- Country: Saudi Arabia;
- Location: Ras Al-Khair;
- Coordinates: 27°32′12″N 49°08′20″E﻿ / ﻿27.5367°N 49.1389°E
- Status: Operational
- Construction began: 2011;
- Commission date: April 2014;
- Construction cost: $7,100 million; 27,000 million SR (2011);
- Operator: Saudi Water Authority;
- Employees: 3,500 (2014);
- Combined cycle?: Yes
- IWPP?: Yes
- IWPP purification method: Multi-stage flash distillation; reverse osmosis;
- IWPP water output: 1,036,000 m^{3}/d (423,000 cu ft/ks);

Power generation
- Nameplate capacity: 2,400 MW;

= Ras Al-Khair Power and Desalination Plant =

Water and power plant in Saudi Arabia

The Ras Al-Khair Power and Desalination Plant is a power and desalination plant located in Ras Al-Khair on the eastern coast of Saudi Arabia. It is operated by the Saline Water Conversion Corporation of Saudi Arabia. The plant began operating in April 2014 and, as of January 2017, is the world's largest hybrid water desalination plant. The project includes a power plant capable of producing 2400 MW of electricity. In 2015, it won the Global Water Awards "Desalination Plant of the Year" award.

== History ==
Construction of the plant began in 2011. Though originally slated to begin producing freshwater by the end of 2013, the first freshwater produced from the plant was in early 2015. Full commercial operation of the plant was achieved in March 2016.

The primary contractors for construction of the plant were the Doosan Group and Saudi Archirodon. Doosan was awarded the prime contract in September, 2010. Additional contractors for the plant included Fluid Equipment Development Company for energy recovery devices, Siemens for generators, turbines, and related equipment, and Hyosung for various motors.

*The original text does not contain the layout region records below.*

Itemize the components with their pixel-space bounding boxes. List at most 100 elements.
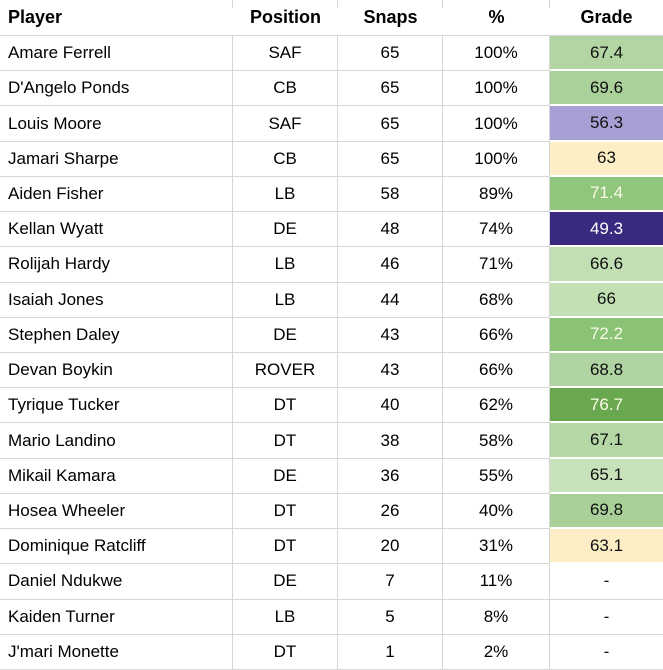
pct-cell[interactable]: 74% (443, 212, 550, 248)
player-cell[interactable]: Dominique Ratcliff (0, 529, 233, 565)
position-cell[interactable]: SAF (233, 106, 338, 142)
snaps-cell[interactable]: 46 (338, 247, 443, 283)
position-cell[interactable]: DT (233, 423, 338, 459)
pct-cell[interactable]: 100% (443, 36, 550, 72)
grade-cell[interactable]: 66 (550, 282, 663, 318)
grade-cell[interactable]: 49.3 (550, 212, 663, 248)
position-cell[interactable]: ROVER (233, 352, 338, 389)
player-row: Amare Ferrell SAF 65 100% 67.4 (0, 36, 663, 72)
position-cell[interactable]: DT (233, 634, 338, 670)
player-cell[interactable]: Louis Moore (0, 106, 233, 142)
player-cell[interactable]: Isaiah Jones (0, 282, 233, 318)
grade-cell[interactable]: 71.4 (550, 176, 663, 213)
grade-cell[interactable]: 66.6 (550, 247, 663, 283)
player-cell[interactable]: Aiden Fisher (0, 176, 233, 213)
grade-cell[interactable]: - (550, 599, 663, 635)
pct-cell[interactable]: 55% (443, 458, 550, 494)
pct-cell[interactable]: 8% (443, 599, 550, 635)
grade-cell[interactable]: 65.1 (550, 458, 663, 494)
grade-cell[interactable]: 69.6 (550, 71, 663, 107)
pct-cell[interactable]: 58% (443, 423, 550, 459)
pct-cell[interactable]: 66% (443, 352, 550, 389)
player-cell[interactable]: D'Angelo Ponds (0, 71, 233, 107)
player-cell[interactable]: Hosea Wheeler (0, 493, 233, 530)
snaps-cell[interactable]: 65 (338, 106, 443, 142)
snaps-cell[interactable]: 36 (338, 458, 443, 494)
snaps-cell[interactable]: 20 (338, 529, 443, 565)
player-cell[interactable]: Stephen Daley (0, 317, 233, 353)
grade-cell[interactable]: 69.8 (550, 493, 663, 530)
grade-cell[interactable]: 63 (550, 141, 663, 177)
pct-cell[interactable]: 100% (443, 141, 550, 177)
position-cell[interactable]: LB (233, 599, 338, 635)
pct-cell[interactable]: 31% (443, 529, 550, 565)
pct-cell[interactable]: 66% (443, 317, 550, 353)
player-cell[interactable]: J'mari Monette (0, 634, 233, 670)
grade-cell[interactable]: 56.3 (550, 106, 663, 142)
snaps-cell[interactable]: 40 (338, 388, 443, 424)
snaps-cell[interactable]: 26 (338, 493, 443, 530)
header-grade[interactable]: Grade (550, 0, 663, 36)
snaps-cell[interactable]: 58 (338, 176, 443, 213)
player-cell[interactable]: Jamari Sharpe (0, 141, 233, 177)
player-cell[interactable]: Rolijah Hardy (0, 247, 233, 283)
pct-cell[interactable]: 68% (443, 282, 550, 318)
position-cell[interactable]: DT (233, 529, 338, 565)
snaps-cell[interactable]: 43 (338, 352, 443, 389)
snaps-cell[interactable]: 48 (338, 212, 443, 248)
header-snaps[interactable]: Snaps (338, 0, 443, 36)
pct-cell[interactable]: 2% (443, 634, 550, 670)
player-row: Kellan Wyatt DE 48 74% 49.3 (0, 212, 663, 248)
pct-cell[interactable]: 100% (443, 71, 550, 107)
player-cell[interactable]: Tyrique Tucker (0, 388, 233, 424)
position-cell[interactable]: LB (233, 176, 338, 213)
snaps-cell[interactable]: 65 (338, 141, 443, 177)
pct-cell[interactable]: 11% (443, 564, 550, 600)
position-cell[interactable]: DT (233, 388, 338, 424)
grade-cell[interactable]: - (550, 634, 663, 670)
grade-cell[interactable]: 72.2 (550, 317, 663, 353)
position-cell[interactable]: LB (233, 282, 338, 318)
snaps-cell[interactable]: 65 (338, 71, 443, 107)
pct-cell[interactable]: 40% (443, 493, 550, 530)
position-cell[interactable]: DE (233, 212, 338, 248)
player-cell[interactable]: Mario Landino (0, 423, 233, 459)
grade-cell[interactable]: 67.1 (550, 423, 663, 459)
position-cell[interactable]: DE (233, 458, 338, 494)
pct-cell[interactable]: 100% (443, 106, 550, 142)
header-player[interactable]: Player (0, 0, 233, 36)
grade-cell[interactable]: 68.8 (550, 352, 663, 389)
grade-cell[interactable]: 76.7 (550, 388, 663, 424)
pct-cell[interactable]: 62% (443, 388, 550, 424)
pct-cell[interactable]: 89% (443, 176, 550, 213)
snaps-cell[interactable]: 65 (338, 36, 443, 72)
position-cell[interactable]: DE (233, 564, 338, 600)
player-cell[interactable]: Mikail Kamara (0, 458, 233, 494)
snaps-cell[interactable]: 44 (338, 282, 443, 318)
snaps-cell[interactable]: 43 (338, 317, 443, 353)
grade-cell[interactable]: 63.1 (550, 529, 663, 565)
snaps-cell[interactable]: 7 (338, 564, 443, 600)
player-cell[interactable]: Amare Ferrell (0, 36, 233, 72)
player-cell[interactable]: Kellan Wyatt (0, 212, 233, 248)
player-cell[interactable]: Kaiden Turner (0, 599, 233, 635)
player-cell[interactable]: Daniel Ndukwe (0, 564, 233, 600)
header-percent[interactable]: % (443, 0, 550, 36)
position-cell[interactable]: DE (233, 317, 338, 353)
position-cell[interactable]: LB (233, 247, 338, 283)
position-cell[interactable]: CB (233, 141, 338, 177)
grade-cell[interactable]: 67.4 (550, 36, 663, 72)
player-row: D'Angelo Ponds CB 65 100% 69.6 (0, 71, 663, 107)
position-cell[interactable]: CB (233, 71, 338, 107)
snaps-cell[interactable]: 5 (338, 599, 443, 635)
position-cell[interactable]: SAF (233, 36, 338, 72)
header-position[interactable]: Position (233, 0, 338, 36)
pct-cell[interactable]: 71% (443, 247, 550, 283)
player-row: Stephen Daley DE 43 66% 72.2 (0, 317, 663, 353)
player-cell[interactable]: Devan Boykin (0, 352, 233, 389)
grade-cell[interactable]: - (550, 564, 663, 600)
snaps-cell[interactable]: 38 (338, 423, 443, 459)
table-body: Amare Ferrell SAF 65 100% 67.4 D'Angelo Ponds… (0, 36, 663, 670)
position-cell[interactable]: DT (233, 493, 338, 530)
snaps-cell[interactable]: 1 (338, 634, 443, 670)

The plant has created 3,500 direct and indirect jobs.

== Operation ==
Water intake for the plant comes from the Persian Gulf, on the shore of which the plant sits. The plant includes five high-efficiency gas turbines operated in combined cycle mode and in single mode. It uses a hybrid system of eight multi-stage flashing units and 17 reverse osmosis units. Freshwater output from the plant is pumped via pipelines to Riyadh and Hafr Al-Batin. Electricity and freshwater output from the plant also supply a nearby aluminium oxide refinery. Of the 2400 MW electricity produced by the plant, 200 MW are used by the plant itself. Effluent from the plant is processed locally by a dedicated wastewater treatment plant and discharged into the Persian Gulf.